La pluie tombe sur les beaux cheveux roux de Wassilah, habitante de Drancy. Elle serre un grand bouquet de roses rouges contre sa poitrine. Les fleurs sont décorées avec le beau visage de son amie Lola, partie trop tôt. Submergée par l’émotion, les mots meurent sur ses lèvres. Ses sanglots font un écho terrible dans la foule muette qui jette un regard désapprobateur dans ma direction. Les larmes et l’impression d’être un gros parasite monte en moi. Je m’éloigne respectueusement quand Wassilah réagit soudain. « Ces barbares n’auront rien ! On est là ! On ne lâche rien ! Nous sommes plus forts qu’eux. Ils ne peuvent rien faire devant tout l’amour qu’on a à donner ! »

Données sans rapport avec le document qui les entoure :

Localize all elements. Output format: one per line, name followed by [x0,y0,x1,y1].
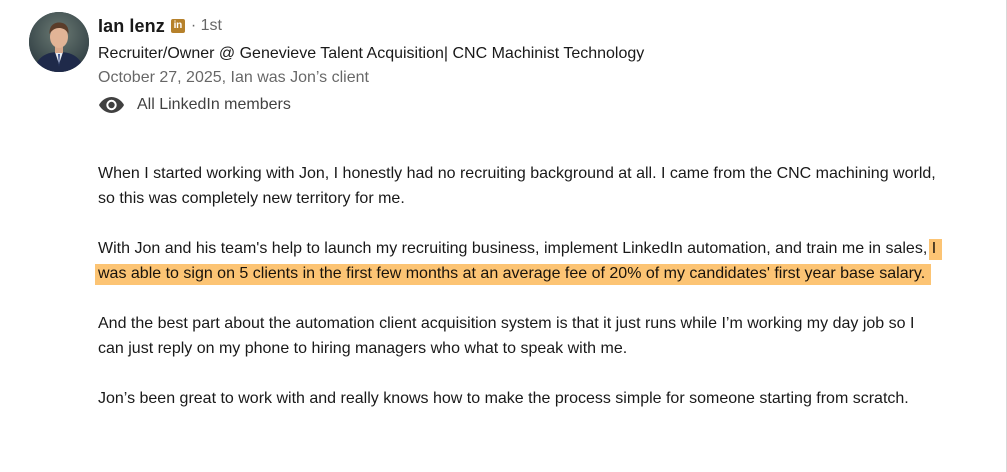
paragraph-2: With Jon and his team's help to launch m… [95,236,943,286]
recommendation-meta: October 27, 2025, Ian was Jon’s client [98,69,369,86]
linkedin-premium-icon: in [170,19,185,33]
recommendation-text: When I started working with Jon, I hones… [95,161,943,436]
paragraph-2-text: With Jon and his team's help to launch m… [98,240,928,257]
recommendation-header: Ian lenz in · 1st Recruiter/Owner @ Gene… [98,14,978,117]
paragraph-3: And the best part about the automation c… [98,315,915,357]
badge-text: in [173,20,183,31]
author-headline: Recruiter/Owner @ Genevieve Talent Acqui… [98,45,645,62]
eye-icon [99,97,124,113]
avatar[interactable] [29,12,89,72]
recommendation-card: Ian lenz in · 1st Recruiter/Owner @ Gene… [0,0,1007,472]
visibility-label: All LinkedIn members [137,96,291,113]
paragraph-4: Jon’s been great to work with and really… [98,390,909,407]
connection-degree: · 1st [190,17,222,34]
avatar-photo [29,12,89,72]
visibility-row: All LinkedIn members [98,93,978,117]
name-row: Ian lenz in · 1st [98,14,978,38]
paragraph-1: When I started working with Jon, I hones… [98,165,936,207]
author-name[interactable]: Ian lenz [98,16,165,37]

« Amour pour tous. Haine pour personne »

Le président de la République, le Premier ministre et la délégation qui les suit arrive devant le Bataclan. Les noms des victimes sont récités. « Juan, Samia, Nathalie, Lúis-felipe, Saleh, David, François-Xavier, Djalal… ». On n’entend que les murmures de Thierry. « Paix à leur âme, récite-t-il religieusement». Thierry, d’origine togolaise et béninoise aime les défis : il s’est converti à l’islam en 2001, l’année des attentats des tours jumelles du World Trade Center à New-York, revendiqués par Al Quaida. Toutes ses pensées vont aux familles des victimes. « Je leur offre tout mon soutien et j’aimerais faire tout ce qui est en mon possible pour eux. Cela aurait pu arriver à tout le monde. Ce qu’ils ont fait va à l’encontre de tout ce que j’ai appris en 15 ans d’études assidues de ma religion. Amour pour tous. Haine pour personne ».

François Hollande et Manuel Valls quittent les lieux. La foule venue nombreuse peut désormais se recueillir aux pieds du Bataclan. Elle découvre une grande plaque commémorative en marbre « En mémoire des victimes blessées et assassinées des attentats du 13 novembre 2015, aux 90 vies fauchées ». Tous les noms des victimes sont inscrits. Des proches des familles, des anonymes, deux touristes pakistanaises s’agenouillent pour allumer une bougie ou déposer des fleurs. Peu à peu, le silence du recueillement se dissipe. Les gens se parlent, discutent, racontent ce qu’ils faisaient le 13 novembre. Deux inconnus se découvrent un ami commun dont le nom est inscrit sur la plaque. Ils sourient en évoquant son souvenir. La vie continue, tant bien que mal.